After a years-long recovery from the Great Recession, the impressive rate of improvement may have peaked. And there is a danger that the pace could turn the other way.
The pessimistic assessment is from the Organisation for Economic Co-operation and Development (OECD). Its forecasts are carefully followed because of its long-term ability to assess the global economy and economic health by country.
The authors of the new “Interim Economic Outlook” wrote:
The expansion may now have peaked. Global growth is projected to settle at 3.7% in 2018 and 2019, marginally below pre-crisis norms, with downside risks intensifying.

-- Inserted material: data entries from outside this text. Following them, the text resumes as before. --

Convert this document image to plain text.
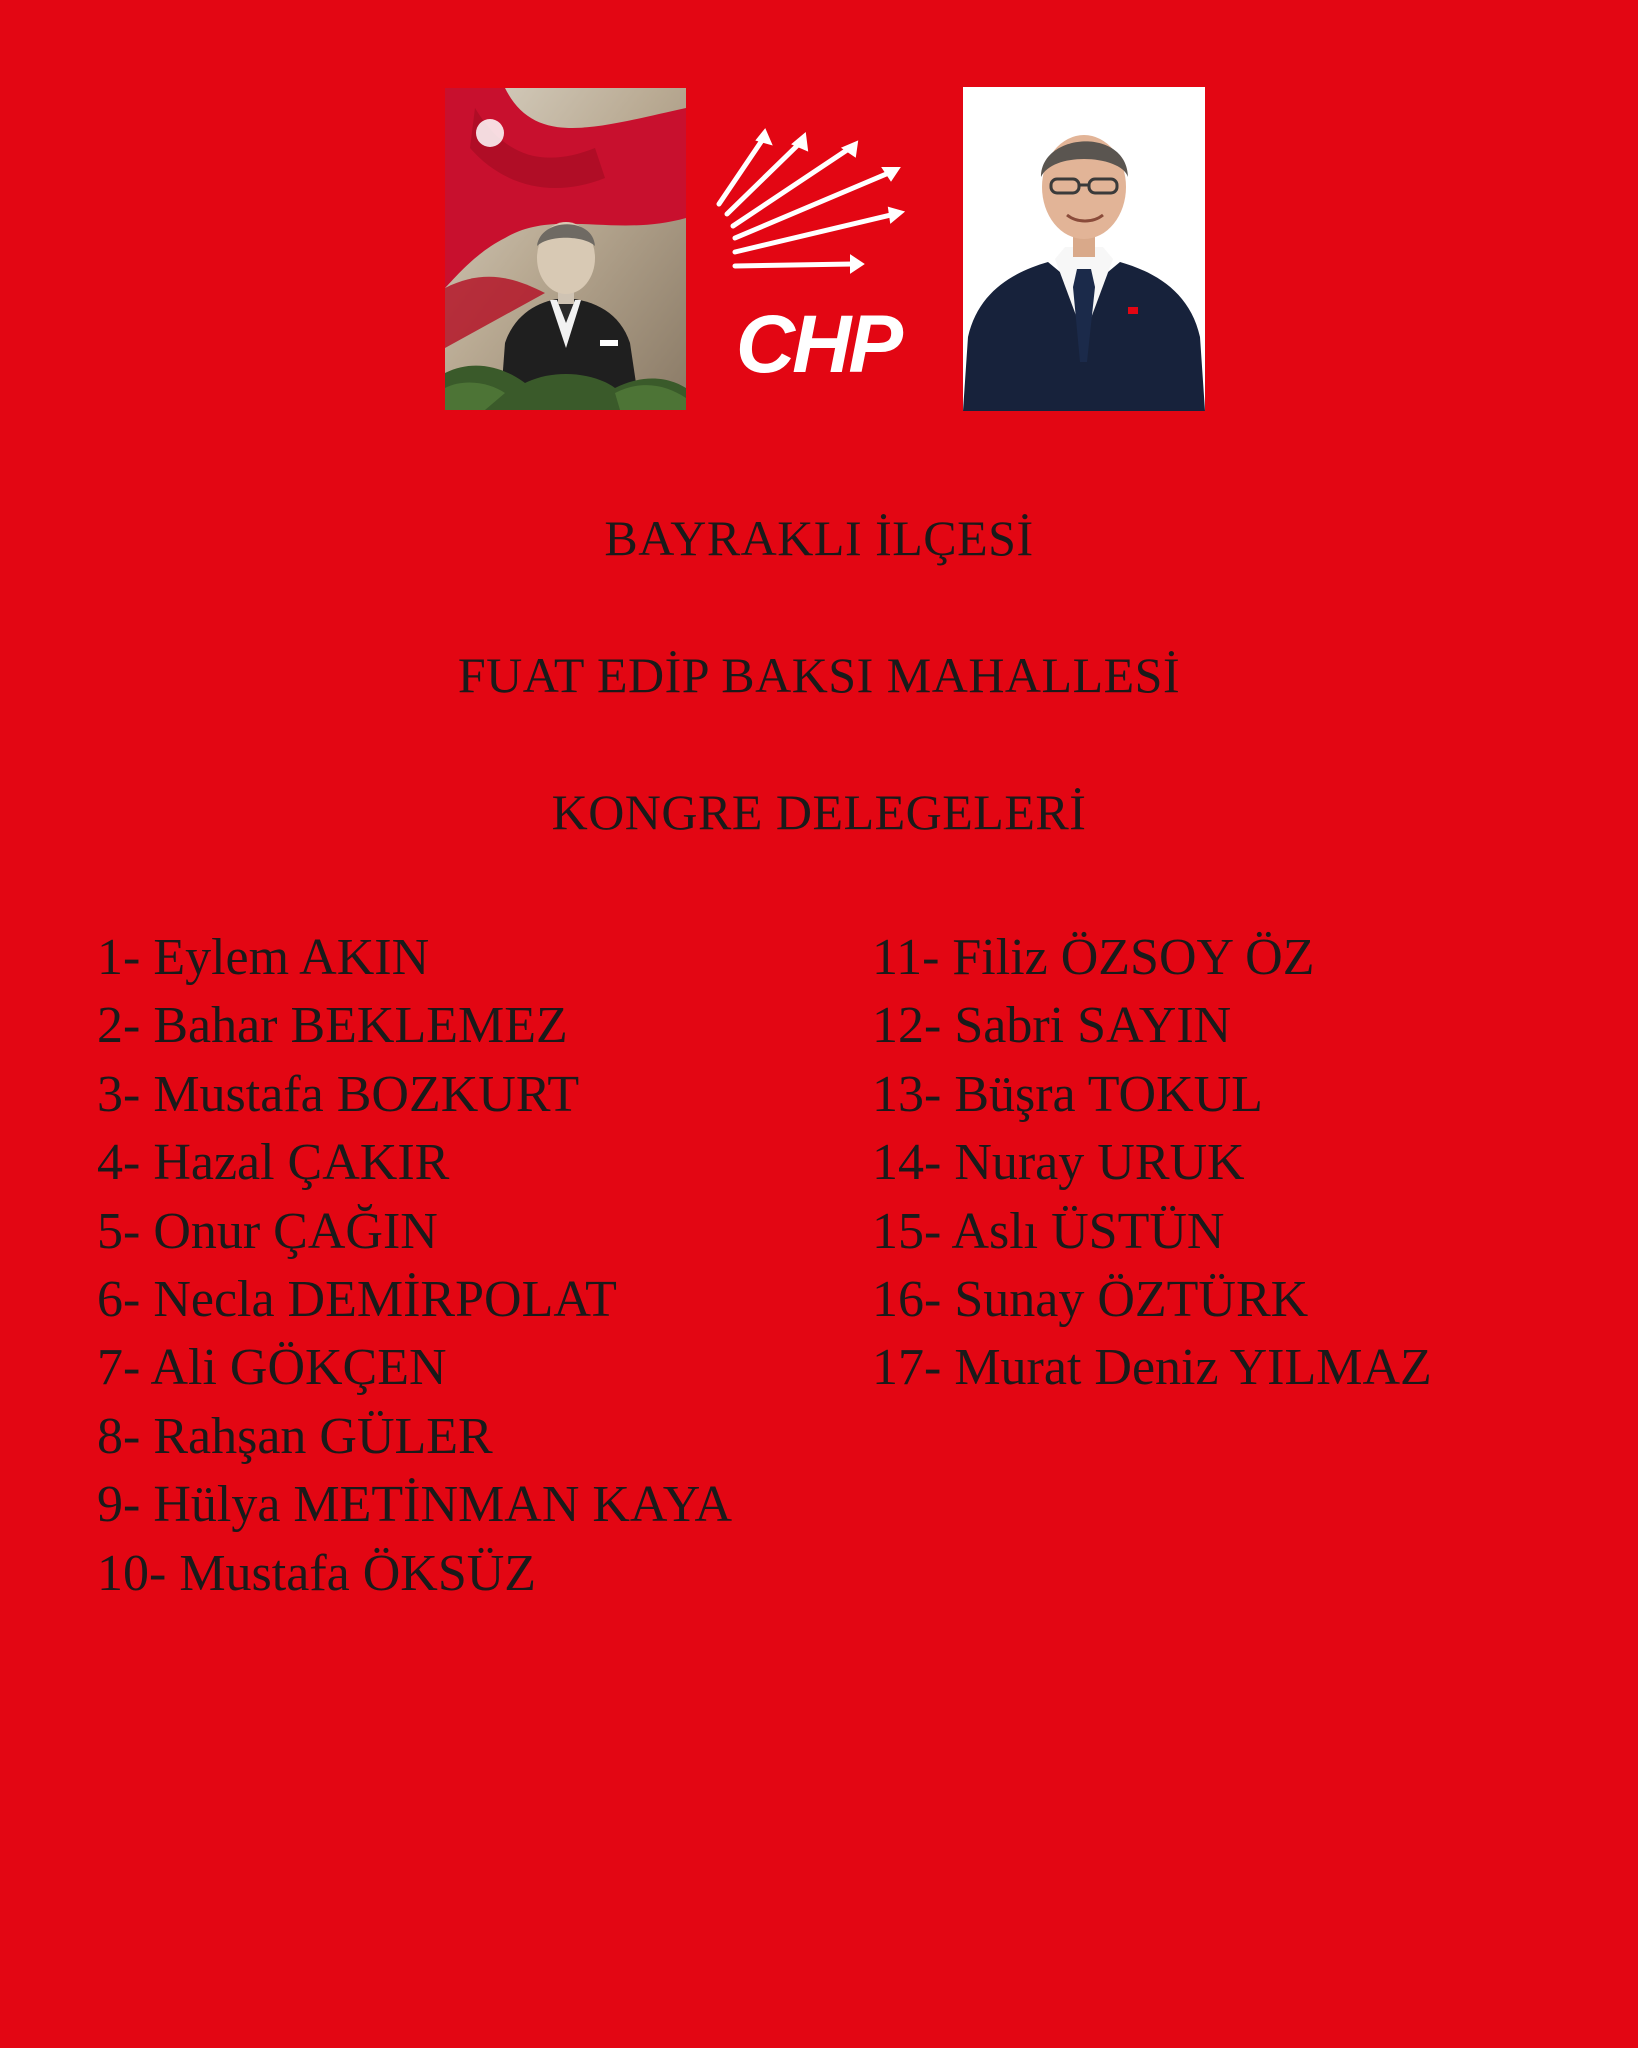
CHP
BAYRAKLI İLÇESİ
FUAT EDİP BAKSI MAHALLESİ
KONGRE DELEGELERİ
1- Eylem AKIN
2- Bahar BEKLEMEZ
3- Mustafa BOZKURT
4- Hazal ÇAKIR
5- Onur ÇAĞIN
6- Necla DEMİRPOLAT
7- Ali GÖKÇEN
8- Rahşan GÜLER
9- Hülya METİNMAN KAYA
10- Mustafa ÖKSÜZ
11- Filiz ÖZSOY ÖZ
12- Sabri SAYIN
13- Büşra TOKUL
14- Nuray URUK
15- Aslı ÜSTÜN
16- Sunay ÖZTÜRK
17- Murat Deniz YILMAZ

Growth has become less broad-based, with prospects diverging across the major economies, especially among the emerging-market economies.

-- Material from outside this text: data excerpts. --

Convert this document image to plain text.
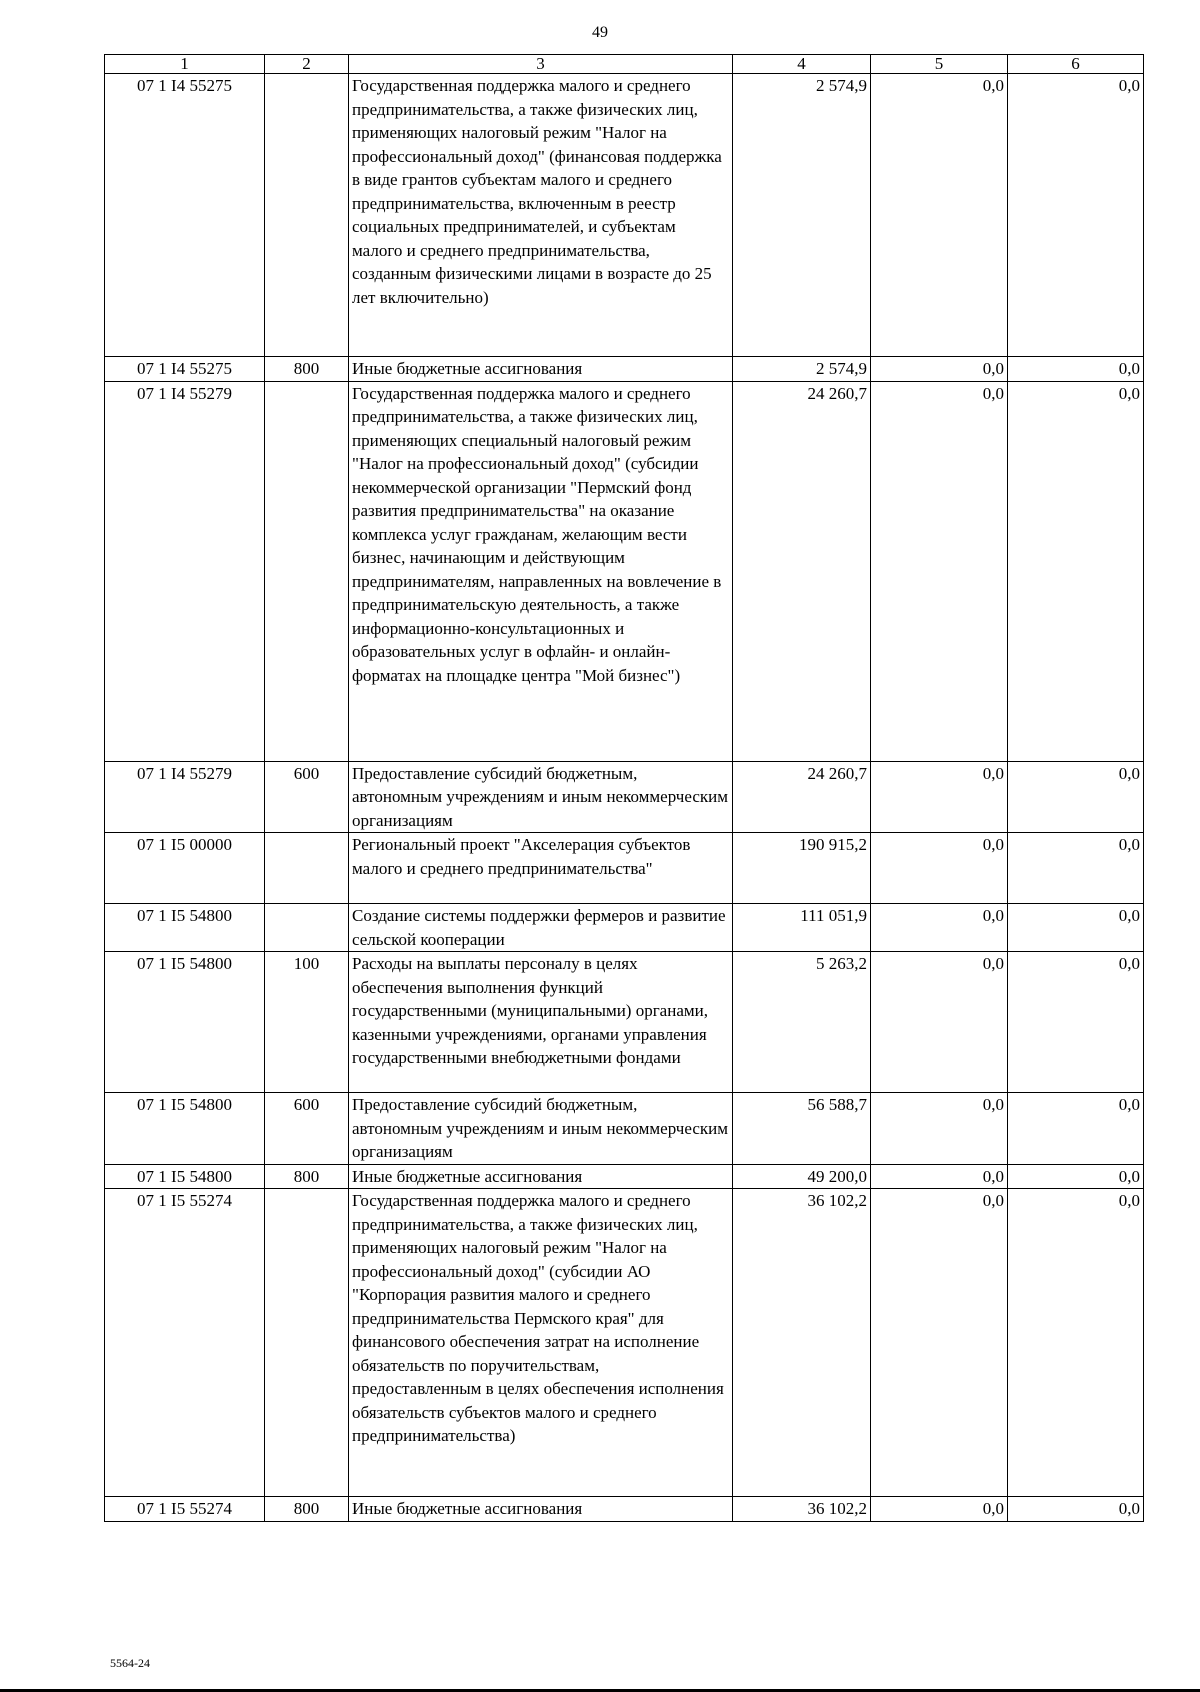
49
1	2	3	4	5	6
07 1 I4 55275		Государственная поддержка малого и среднего предпринимательства, а также физических лиц, применяющих налоговый режим "Налог на профессиональный доход" (финансовая поддержка в виде грантов субъектам малого и среднего предпринимательства, включенным в реестр социальных предпринимателей, и субъектам малого и среднего предпринимательства, созданным физическими лицами в возрасте до 25 лет включительно)	2 574,9	0,0	0,0
07 1 I4 55275	800	Иные бюджетные ассигнования	2 574,9	0,0	0,0
07 1 I4 55279		Государственная поддержка малого и среднего предпринимательства, а также физических лиц, применяющих специальный налоговый режим "Налог на профессиональный доход" (субсидии некоммерческой организации "Пермский фонд развития предпринимательства" на оказание комплекса услуг гражданам, желающим вести бизнес, начинающим и действующим предпринимателям, направленных на вовлечение в предпринимательскую деятельность, а также информационно-консультационных и образовательных услуг в офлайн- и онлайн-форматах на площадке центра "Мой бизнес")	24 260,7	0,0	0,0
07 1 I4 55279	600	Предоставление субсидий бюджетным, автономным учреждениям и иным некоммерческим организациям	24 260,7	0,0	0,0
07 1 I5 00000		Региональный проект "Акселерация субъектов малого и среднего предпринимательства"	190 915,2	0,0	0,0
07 1 I5 54800		Создание системы поддержки фермеров и развитие сельской кооперации	111 051,9	0,0	0,0
07 1 I5 54800	100	Расходы на выплаты персоналу в целях обеспечения выполнения функций государственными (муниципальными) органами, казенными учреждениями, органами управления государственными внебюджетными фондами	5 263,2	0,0	0,0
07 1 I5 54800	600	Предоставление субсидий бюджетным, автономным учреждениям и иным некоммерческим организациям	56 588,7	0,0	0,0
07 1 I5 54800	800	Иные бюджетные ассигнования	49 200,0	0,0	0,0
07 1 I5 55274		Государственная поддержка малого и среднего предпринимательства, а также физических лиц, применяющих налоговый режим "Налог на профессиональный доход" (субсидии АО "Корпорация развития малого и среднего предпринимательства Пермского края" для финансового обеспечения затрат на исполнение обязательств по поручительствам, предоставленным в целях обеспечения исполнения обязательств субъектов малого и среднего предпринимательства)	36 102,2	0,0	0,0
07 1 I5 55274	800	Иные бюджетные ассигнования	36 102,2	0,0	0,0
5564-24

Policy support and strong job growth continue to underpin domestic demand, but some emerging-market economies are facing significant headwinds from rising financial market pressures.

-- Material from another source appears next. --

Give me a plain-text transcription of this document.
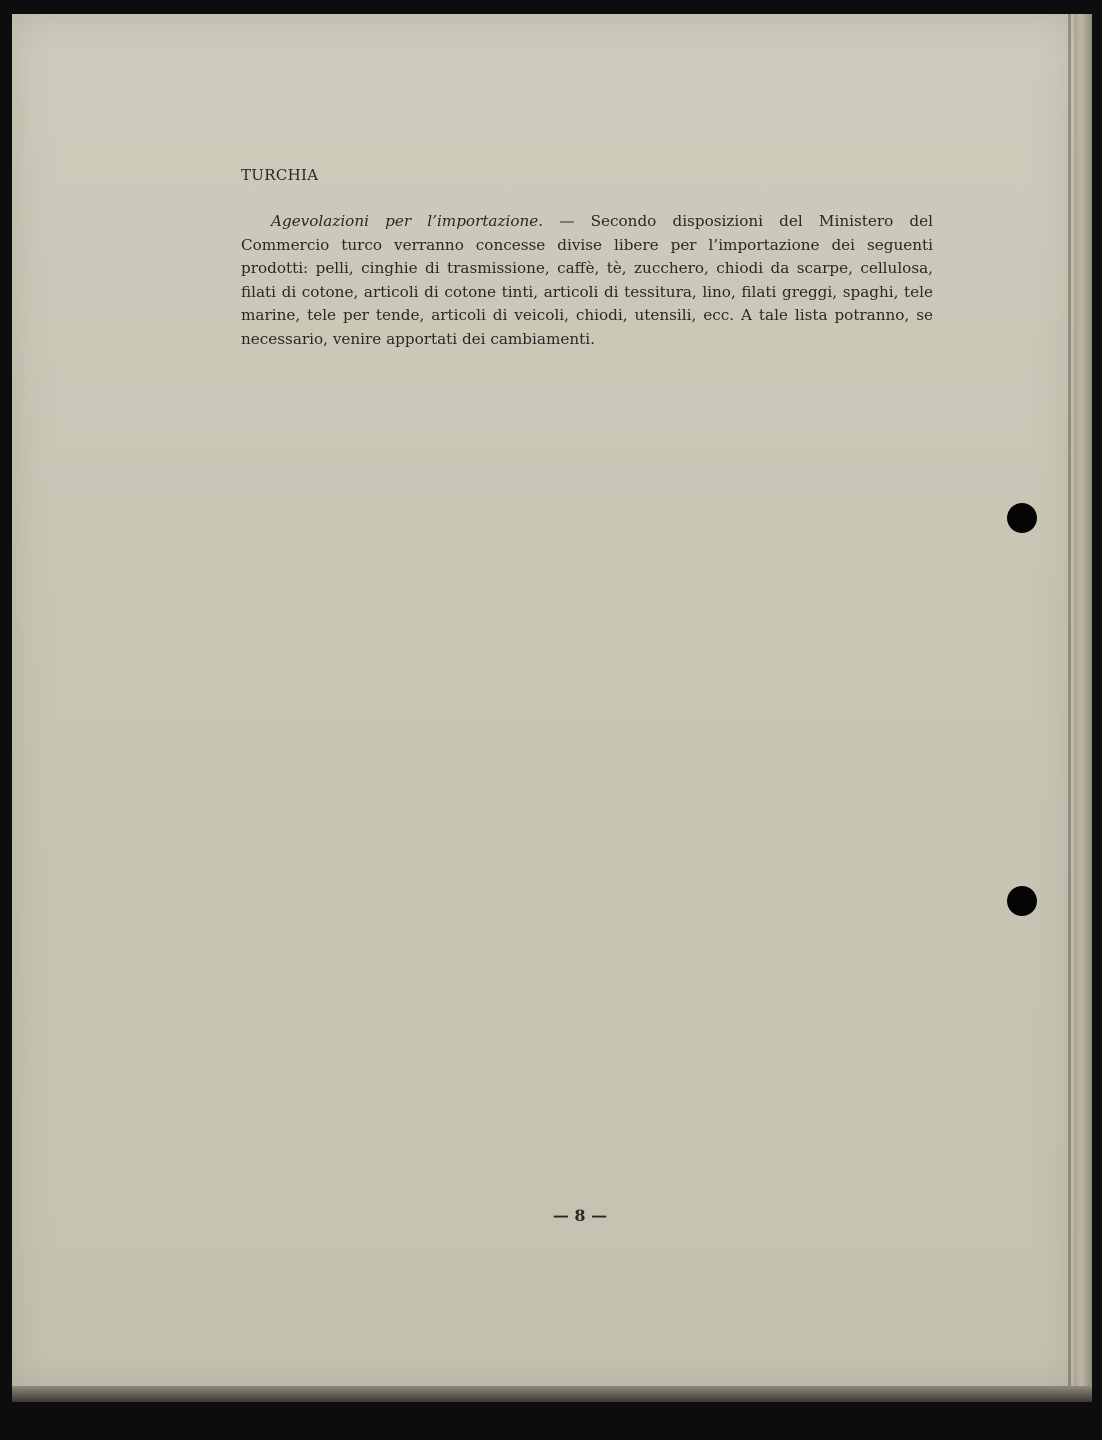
TURCHIA

Agevolazioni per l’importazione. — Secondo disposizioni del Ministero del Commercio turco verranno concesse divise libere per l’importazione dei seguenti prodotti: pelli, cinghie di trasmissione, caffè, tè, zucchero, chiodi da scarpe, cellulosa, filati di cotone, articoli di cotone tinti, articoli di tessitura, lino, filati greggi, spaghi, tele marine, tele per tende, articoli di veicoli, chiodi, utensili, ecc. A tale lista potranno, se necessario, venire apportati dei cambiamenti.

— 8 —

The OECD has revised downward most of the expectations in its May report. The growth of the euro area, which was 2.5% last year, is expected to be only 2.0% this year and 1.9% in 2019. The growth rate of the United States, on the other hand, is expected to stay relatively strong, up from 2.2% in 2017 to 2.9% this year but 2.7% in 2019. At the same time, the world’s second largest economy, China, is expected to see a fall-off from a rate that has been above 7% for years, except for during the recession. Its rate of 6.9% in 2017 slips to 6.7% this year and 6.4% in 2019.
The OECD experts say government policy is the primary driver of the risk of further slowing:
Economic policies face several challenges amidst considerable uncertainty:
A gradual normalisation of monetary policy is needed, but to a varying degree across economies. Fiscal policy choices should be focused on measures that improve the prospects for sustainable and more inclusive medium-term growth. Any margins from stronger growth should be used to help build fiscal buffers.
Monetary and fiscal policy space needs to be restored gradually to provide scope for support in a future downturn.
Policy choices in many emerging-market economies should focus on restoring confidence and stability, and avoid harm to medium-term growth prospects.
Enhanced deployment of macro-prudential policies would strengthen financial resilience.
The government policies of many countries got the global economy into recession, helped a recovery and now threaten the improvement they triggered.